Simply put, we define the following variables

N : The Number of replicas W : The size of the write quorum. For a write operation to be considered as successful, write operation must be acknowledged from W replicas. R : The size of the read quorum. For a read operation to be considered as successful, read operation must wait for responses from at least R replicas

  • Note that the size of the quorum is separate from the amount of nodes we have replicated the data to.
  • The configuration of and is a tradeoff between latency and consistency. We can toggle the values around to get the following results

If R = 1 and W = N, the system is optimized for a fast read.

If W = 1 and R = N, the system is optimized for fast write.

If W + R > N, strong consistency is guaranteed (Usually N = 3, W = R = 2).

If W + R <= N, strong consistency is not guaranteed.

Consistency

There are a few different consistency models

  1. Strong consistency : Client never sees out-of-data data
  2. Eventual consistency : Given enough time, all updates are propagated and all replicas are consistent. ( A form of weak consistency )
  3. Weak Consistency : Client might see out of data data

We can force strong consistency by making a replica reject new reads/writes until every other replica has agreed on a current write. This is at-odds with current highly available systems.

Versioning

We can use versioning as a way to solve inconsistency among replicas - this means that each data modification is treated as a new immutable version of data.

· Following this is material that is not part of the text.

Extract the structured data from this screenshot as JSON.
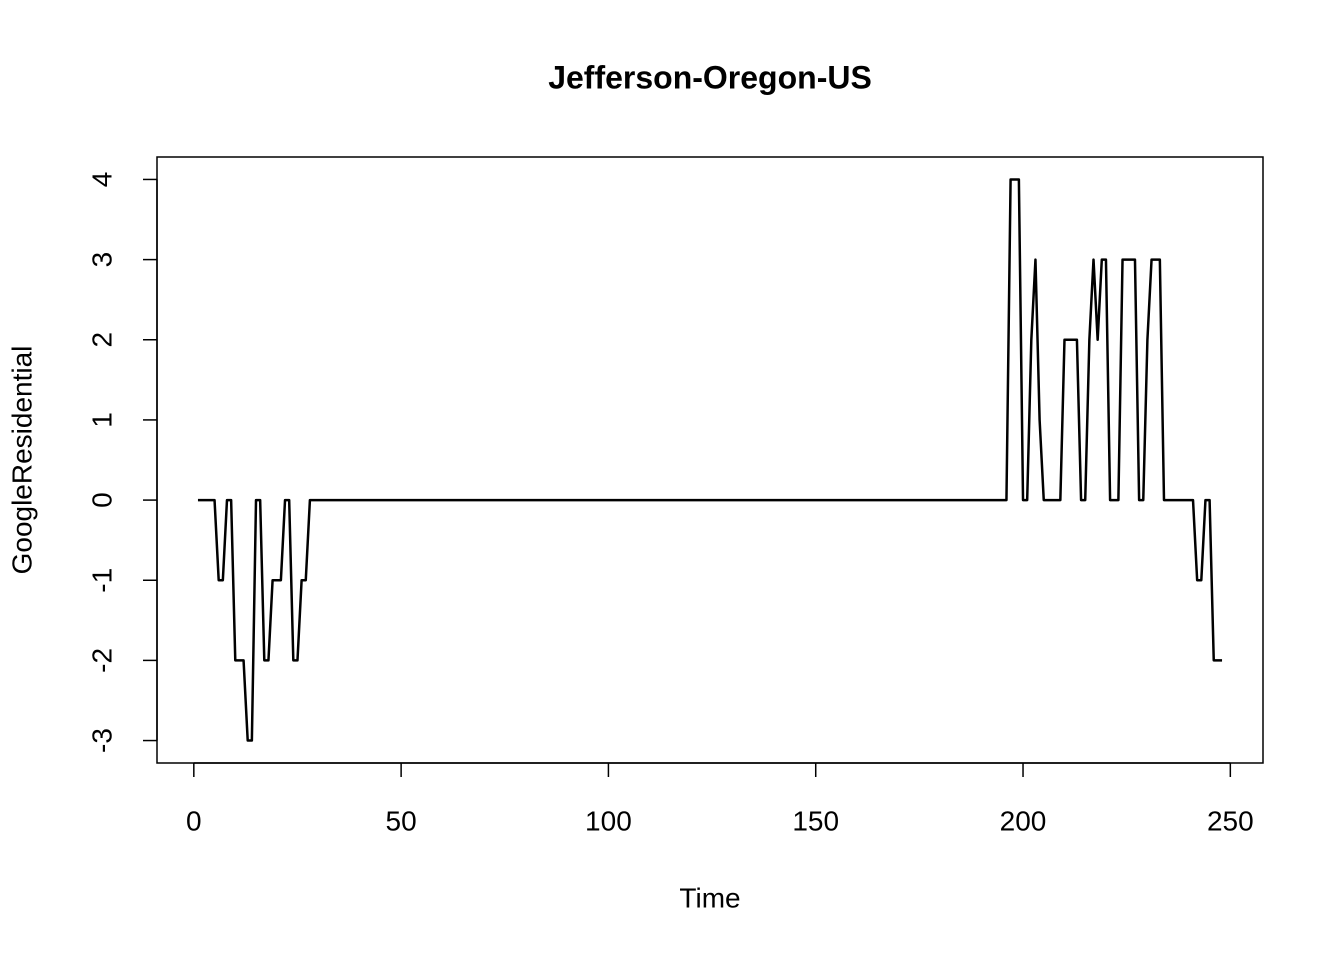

This is normally implemented using Vector Clocks.

Gossip Protocol

Gossip Protocols in a distributed system work as follows

  • Each node maintains a membership list of existing nodes in the system
  • Each node periodically increments its heartbeat counters
  • Each node periodically sends heartbeats to a set of random nodes to update its hearbeat. This in turn propagates to another set of nodes
  • Once nodes receive heartbeats, membership list is updated to the latest info

In the event that a heartbeat has not increased for more than a predefined period, the member is considered as offline.

Inconsistency Detection

We use a merkle tree to perform inconsistency detection.

A merkle tree is a tree in which every non-leaf node has a hash that is derived from the hash of the labels of its child nodes. This allows for efficient and secure verification of the contents of its contents.

The procedure is simply

  1. Divide key space into buckets and hash each key in the bucket using a hash function.

  1. Next, create a single hash node per bucket using the hashes of the elements within the bucket

  1. Build the tree upwards by calculating a hash of the children’s own hashes

We can identify differences in the data contained within two nodes using merkle trees by comparing the root hashes. If a hash disagrees, we then recursively step through the children until we find the common points.